Bentuk negara khilafah disebut juga dengan al-Khilafah yang artinya suatu susunan pemerintahan yang diatur menurut ajaran agama Islam. Sebagaimana yang dibawa dan dijalankan oleh Nabi Muhammad Saw. semasa beliau masih hidup, dan kemudian dijalankan oleh Khulafaur Rasyidin (Abu Bakar, Umar bin Khattab, Usman bin Affan, dan Ali bin Abu Thalib). Yang kepala negaranya disebut Khalifah. Khilafah adalah bentuk pemerintahan yang dinyatakan oleh hukum-hukum syara’ agar menjadi daulah Islam sebagaimana yang didirikan oleh Rasulullah saw di Madinah al-Munawarah, dan sebagaimana yang ditempuh oleh para sahabat yang mulia setelah beliau. Pandangan ini dibawa oleh dalil-dalil al-Quran, as-Sunnah dan yang menjadi kesepakatan ijmak sahabat. Tidak ada yang menyelisihinya di dalam umat ini seluruhnya kecuali orang yang dididik berdasarkan tsaqafah kafir imperialis yang telah menghancurkan daulah Khilafah dan memecah belah negeri kaum Muslimin.

2.4 Pemikiran  Politik Islam Kontemporer

Ada tiga hal yang melatarbelakangi pemikiran islam modern atau kontemporer:

1.       Kemunduran Islam  disebabkan oleh faktor-faktor internal dan yang berakibat munculnya gerakan-gerakan pembaharuan dan pemurnian.

2.      Rongrongan barat terhadap keutuhan kekuasaan politik dan dunia Islam yang berakhir dengan penjajahan.

3.      Keunggulan barat dalam bidang ilmu, teknologi dan organisasi.

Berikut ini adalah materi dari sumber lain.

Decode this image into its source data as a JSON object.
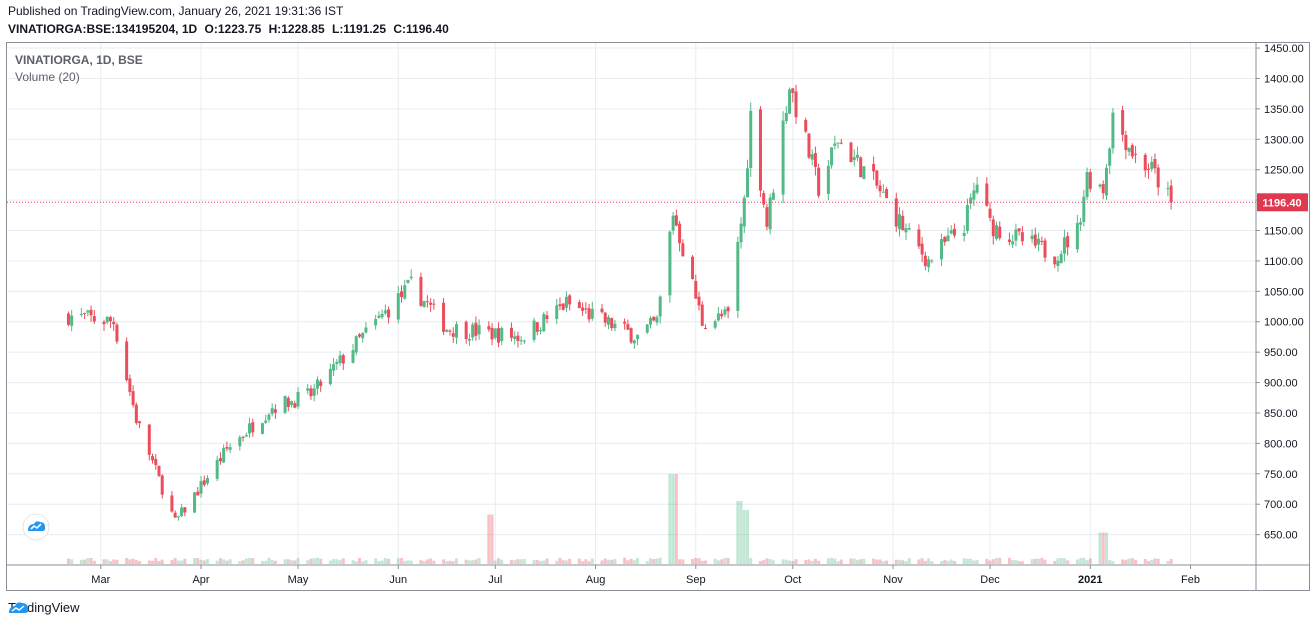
{
  "header": {
    "published": "Published on TradingView.com, January 26, 2021 19:31:36 IST",
    "symbol": "VINATIORGA:BSE:134195204, 1D",
    "o": "O:1223.75",
    "h": "H:1228.85",
    "l": "L:1191.25",
    "c": "C:1196.40"
  },
  "legend": {
    "series": "VINATIORGA, 1D, BSE",
    "volume": "Volume (20)"
  },
  "footer": {
    "brand": "TradingView"
  },
  "colors": {
    "up": "#26a69a",
    "up_candle": "#53b987",
    "down": "#eb4d5c",
    "grid": "#e9ecf0",
    "last_price_line": "#e0394f"
  },
  "chart_data": {
    "type": "candlestick",
    "price_axis": {
      "ticks": [
        "650.00",
        "700.00",
        "750.00",
        "800.00",
        "850.00",
        "900.00",
        "950.00",
        "1000.00",
        "1050.00",
        "1100.00",
        "1150.00",
        "1200.00",
        "1250.00",
        "1300.00",
        "1350.00",
        "1400.00",
        "1450.00"
      ],
      "ylim": [
        605,
        1455
      ]
    },
    "time_axis": {
      "labels": [
        "Mar",
        "Apr",
        "May",
        "Jun",
        "Jul",
        "Aug",
        "Sep",
        "Oct",
        "Nov",
        "Dec",
        "2021",
        "Feb"
      ]
    },
    "last_price": "1196.40",
    "grid": true,
    "keypoints": [
      {
        "date": "2020-02-20",
        "close": 1010
      },
      {
        "date": "2020-03-05",
        "close": 1000
      },
      {
        "date": "2020-03-12",
        "close": 840
      },
      {
        "date": "2020-03-24",
        "close": 670
      },
      {
        "date": "2020-04-09",
        "close": 790
      },
      {
        "date": "2020-04-23",
        "close": 860
      },
      {
        "date": "2020-05-05",
        "close": 880
      },
      {
        "date": "2020-05-20",
        "close": 970
      },
      {
        "date": "2020-06-05",
        "close": 1060
      },
      {
        "date": "2020-06-16",
        "close": 990
      },
      {
        "date": "2020-07-09",
        "close": 975
      },
      {
        "date": "2020-07-23",
        "close": 1030
      },
      {
        "date": "2020-08-14",
        "close": 975
      },
      {
        "date": "2020-08-20",
        "close": 1000
      },
      {
        "date": "2020-08-25",
        "close": 1180
      },
      {
        "date": "2020-09-03",
        "close": 1000
      },
      {
        "date": "2020-09-11",
        "close": 1010
      },
      {
        "date": "2020-09-16",
        "close": 1200
      },
      {
        "date": "2020-09-18",
        "close": 1340
      },
      {
        "date": "2020-09-23",
        "close": 1160
      },
      {
        "date": "2020-09-30",
        "close": 1390
      },
      {
        "date": "2020-10-09",
        "close": 1220
      },
      {
        "date": "2020-10-15",
        "close": 1300
      },
      {
        "date": "2020-10-26",
        "close": 1230
      },
      {
        "date": "2020-11-06",
        "close": 1140
      },
      {
        "date": "2020-11-12",
        "close": 1100
      },
      {
        "date": "2020-11-23",
        "close": 1160
      },
      {
        "date": "2020-11-27",
        "close": 1230
      },
      {
        "date": "2020-12-01",
        "close": 1160
      },
      {
        "date": "2020-12-08",
        "close": 1140
      },
      {
        "date": "2020-12-21",
        "close": 1110
      },
      {
        "date": "2020-12-28",
        "close": 1150
      },
      {
        "date": "2020-12-31",
        "close": 1240
      },
      {
        "date": "2021-01-05",
        "close": 1220
      },
      {
        "date": "2021-01-08",
        "close": 1340
      },
      {
        "date": "2021-01-15",
        "close": 1270
      },
      {
        "date": "2021-01-20",
        "close": 1250
      },
      {
        "date": "2021-01-26",
        "close": 1196.4
      }
    ],
    "volume_spikes": [
      {
        "date": "2020-06-29",
        "volume_rel": 0.55
      },
      {
        "date": "2020-08-25",
        "volume_rel": 1.0
      },
      {
        "date": "2020-09-14",
        "volume_rel": 0.7
      },
      {
        "date": "2020-09-16",
        "volume_rel": 0.6
      },
      {
        "date": "2021-01-05",
        "volume_rel": 0.35
      }
    ]
  }
}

Dalam periode ini ada tiga kecenderungan  pemikiran politik islam, yaitu integralisme, interseksion dan sekularisme. Kelompok pertama memiliki pandangan  bahwa agama dan politik adalah menyatu dan tidak terpisahkan, Kelompok kedua berpendapat bahwa agama dan politik melakukan hubungan timbal balik yang saling bergantung, Kelompok ketiga memiliki pandangan bahwa agama harus dipisahkan dengan negara dengan argumen Nabi Muhammad Saw tidak pernah memerintahkan mendirikan negara.

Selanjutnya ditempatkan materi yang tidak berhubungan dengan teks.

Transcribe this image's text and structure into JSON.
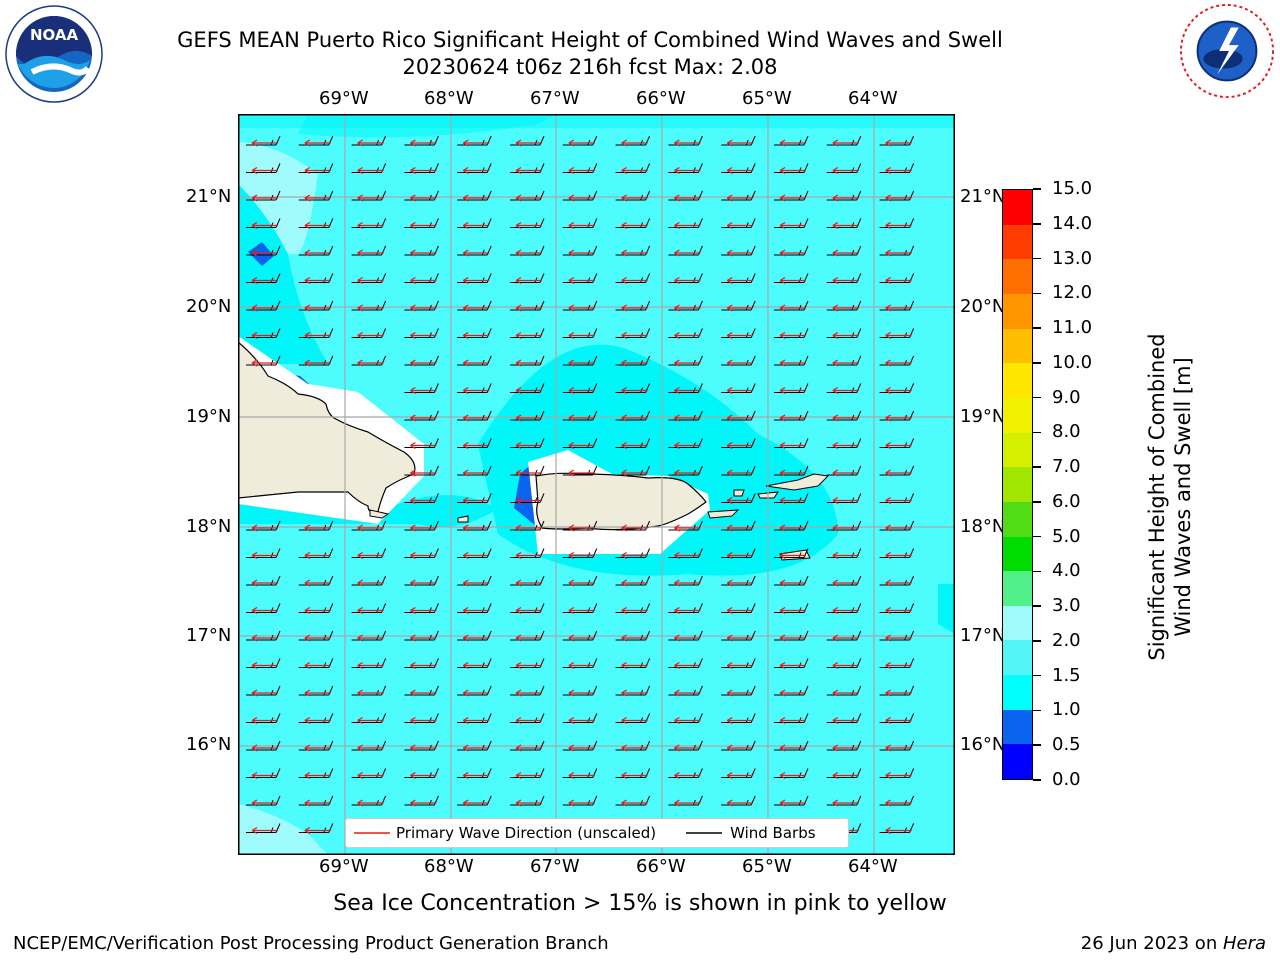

2.4.1 Pemikiran para tokoh tentang politik Islam kontemporer:
1.    Ali Abdul Raziq 

Merupakan tokoh yang paling kontroversial, terutama dengan terbitnya buku al-Islam wa Ushul al-Hukm yang berisi tentang penolakannya terhadap adanya hubungan antara syariah Islam dengan negara. Tugas nabi Muhammad menurutnya hanya sebagai penyampai ajaran agama murni dan tidak bermaksud untuk mendirikan negara. Lebih dari itu, Alquran dan hadis  dianggapnya tidak pernah menyinggung sedikitpun tentang masalah khilafah dan negara. Faktor-faktor yang memperngaruhi dan melatarbelakangi munculannya ide kenegaraan Ali Abdul Raziq adalah: 1) Kondisi kerapuhan dan kemunduran umat Islam, 2) persentuhan dengan pendidikan Barat yang walau ditekuninya hanya setahun, tetapi memberi nuansa yang luas kepada pemikirannya, 3) pengaruh ide pembaharuan dan pemikiran Muhammad Abduh dan Jamaluddin al-Afghani.


2.    Muhammad Husain Haikal

Menurut Haikal sendiri menyatakan sistem pemerintahan yang berdasarkan permusyawaratan. model Islam harus dapat mewujudkan kebebasan, persaudaraan dan persamaan bagi manusia- sebanding atau bahkan melebihi dari yang dapat diberikan oleh sistem-sistem demokrasi dalam pengertian sekarang.
Ada beberapa prinsip dalam Negara islam demokrasi diantaranya yaitu:
•    Prinsip persaudaraan

Dalam menetapkan prinsip ini, wawasan Islam luas sekali. Islam tidak memasang rintangan dan batasan apapun. Persaudaraan dalam Islam tidak hanya merupakan pemanis bibir atau sekadar basa-basi, melainkan suatu prinsip yang sangat esensial. Persaudaraan Islam juga suatu akidah yang harus ditumbuhkan dalam jiwa setiap muslim dan tercermin dalam tindakan manusia. Atau, kalau tidak, ia akan menjadi orang yang lemah imannya.
Sebenarnyalah, selama ini arti solidaritas manusia yang kita semua dambakan dan kita kampanyekan dengan sungguh-sungguh, sampai beberapa hal berikut ini terwujud. Yaitu, persaudaraan di antara sesama manusia dan di antara bangsa-bangsa. Sampai setiap individu dan setiap bangsa benar-benar menyadari bahwa sesungguhnya kewajiban persaudaraan menuntut seseorang merasa bahagia melihat saudaranya mendapat kebahagiaan yang sama seperti apa yang ia rasakan.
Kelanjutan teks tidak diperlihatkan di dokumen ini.